Saturday, 3 January 2015

Colonisation of the Lifeworld: The Tragic Consequences of the Bureaucratisation of Social Welfare in New Zealand

On August 2nd 2014 the Ashburton Guardian published an article about local man Russell John Tully's desperate plight to find domestic accommodation despite an overwhelming number of physical, economic, and political factors stacked against him.[1] A month later, on September 1st, he walked into Ashburton's Work and Income New Zealand branch, killed two workers with a shotgun and critically injured a third. He was apprehended later in the day and subsequently charged with the murders.[2] As of writing this essay Tully's defendants are still waiting a psychiatric assessment on his mental state while he is remanded in custody.  However, given the desperate circumstances that led to this event, it would not be implausible to hypothesise they contributed to, or exacerbated existing, psychopathologies. Tully is suffering from a skin disease which has rendered him unable to work, and had "come home to die", so was seeking assistance to live out his untimely fate.[3] In engaging with this event on a deeper level is not an apologist stance towards Tully's actions, but attempting to understand the broader social, political, and economic contexts of why such a tragedy could occur through the lens of what Jürgen Habermas refers to as the colonisation of the lifeworld. I will attempt to discern to what extent Habermas' theory is valid in this specific circumstance. Firstly, I will offer an explanation of Habermas’ work in his Theory of Communicative Action and how this relates to the concept of the lifeworld. Secondly, I will trace the concept of social evolution through to what Habermas refers to as rationalisation of the lifeworld. Thirdly, I will discuss Habermas’ adaptation of systems theory to provide an account for how the lifeworld becomes colonised. Finally, for the remainder of the essay I will provide an application of Habermas’ theory to the circumstances surrounding Tully’s actions within the context of the modernisation and rationalisation of societies.

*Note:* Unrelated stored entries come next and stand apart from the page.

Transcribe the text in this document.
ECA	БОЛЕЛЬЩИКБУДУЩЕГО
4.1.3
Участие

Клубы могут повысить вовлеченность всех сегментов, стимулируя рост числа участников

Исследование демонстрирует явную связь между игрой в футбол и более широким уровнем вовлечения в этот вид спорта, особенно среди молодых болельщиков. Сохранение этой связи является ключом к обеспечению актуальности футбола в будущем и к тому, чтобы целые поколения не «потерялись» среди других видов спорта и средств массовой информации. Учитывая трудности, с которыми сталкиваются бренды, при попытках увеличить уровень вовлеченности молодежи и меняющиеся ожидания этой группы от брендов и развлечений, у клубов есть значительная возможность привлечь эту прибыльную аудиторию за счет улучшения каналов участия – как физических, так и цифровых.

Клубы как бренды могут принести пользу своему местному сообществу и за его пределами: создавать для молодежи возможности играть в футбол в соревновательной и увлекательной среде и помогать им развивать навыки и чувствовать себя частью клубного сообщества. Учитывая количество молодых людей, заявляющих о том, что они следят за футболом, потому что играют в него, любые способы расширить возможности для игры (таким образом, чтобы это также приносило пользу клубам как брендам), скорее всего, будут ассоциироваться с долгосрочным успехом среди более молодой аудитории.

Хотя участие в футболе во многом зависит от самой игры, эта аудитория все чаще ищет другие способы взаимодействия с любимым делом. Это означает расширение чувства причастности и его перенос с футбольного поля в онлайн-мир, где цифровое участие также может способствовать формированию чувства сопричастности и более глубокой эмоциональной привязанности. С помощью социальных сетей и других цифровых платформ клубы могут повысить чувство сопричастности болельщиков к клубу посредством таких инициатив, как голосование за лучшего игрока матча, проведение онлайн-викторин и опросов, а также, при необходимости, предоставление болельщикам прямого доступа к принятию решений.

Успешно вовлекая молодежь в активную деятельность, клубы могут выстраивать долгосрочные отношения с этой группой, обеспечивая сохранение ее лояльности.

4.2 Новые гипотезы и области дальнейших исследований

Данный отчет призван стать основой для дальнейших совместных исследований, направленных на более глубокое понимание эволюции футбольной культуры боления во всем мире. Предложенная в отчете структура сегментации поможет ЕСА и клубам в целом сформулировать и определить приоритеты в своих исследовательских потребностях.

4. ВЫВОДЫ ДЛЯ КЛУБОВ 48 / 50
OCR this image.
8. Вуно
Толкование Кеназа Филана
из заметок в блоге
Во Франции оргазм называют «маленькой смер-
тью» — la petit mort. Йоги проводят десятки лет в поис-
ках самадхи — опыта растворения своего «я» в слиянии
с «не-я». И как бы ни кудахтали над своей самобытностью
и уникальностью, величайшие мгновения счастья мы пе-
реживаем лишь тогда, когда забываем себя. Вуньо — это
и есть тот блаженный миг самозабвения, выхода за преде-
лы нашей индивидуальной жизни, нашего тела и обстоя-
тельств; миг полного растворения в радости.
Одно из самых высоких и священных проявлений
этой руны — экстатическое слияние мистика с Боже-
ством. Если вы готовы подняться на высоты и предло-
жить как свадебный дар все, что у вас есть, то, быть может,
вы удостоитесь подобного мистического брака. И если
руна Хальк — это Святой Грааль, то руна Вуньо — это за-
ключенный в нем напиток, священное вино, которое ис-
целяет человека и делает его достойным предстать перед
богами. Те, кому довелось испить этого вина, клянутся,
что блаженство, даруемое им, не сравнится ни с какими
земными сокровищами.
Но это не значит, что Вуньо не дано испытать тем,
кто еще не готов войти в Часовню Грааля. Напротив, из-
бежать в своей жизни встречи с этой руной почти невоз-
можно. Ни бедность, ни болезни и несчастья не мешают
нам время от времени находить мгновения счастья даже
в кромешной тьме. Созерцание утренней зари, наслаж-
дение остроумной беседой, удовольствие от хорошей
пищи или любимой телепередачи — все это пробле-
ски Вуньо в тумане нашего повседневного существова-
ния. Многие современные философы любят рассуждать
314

Habermas' interpretation of critical social theory is grounded in his theory of communicative action: communication between two or more people with the intention of establishing meaningful social relationships.[4] Communicative action, Habermas argues, is a form of action that transcends other instrumental forms of social action in that "actors seek to reach an understanding about the action and their plans of action in order to coordinate their actions by way of agreement".[5] Participants, through language, intersubjectively test each other's claims for validity in order to reach understanding as opposed to reaching success.[6] The process of communicative action "takes place against the background of a culturally ingrained preunderstanding".[7] This background, the lifeworld, a theory initially developed by Edmund Husserl in the phenomenological tradition, and sociologically developed by Alfred Schütz, is what Habermas draws upon for his account of how societies create and sustain themselves.[8] The lifeworld is a background of skills, knowledge, and competences that serves to maintain social relationships, and communicative action is what serves to reproduce the lifeworld "by way of the continuation of valid knowledge, stabilisation of group solidarity, and socialisation of responsible actors".[9]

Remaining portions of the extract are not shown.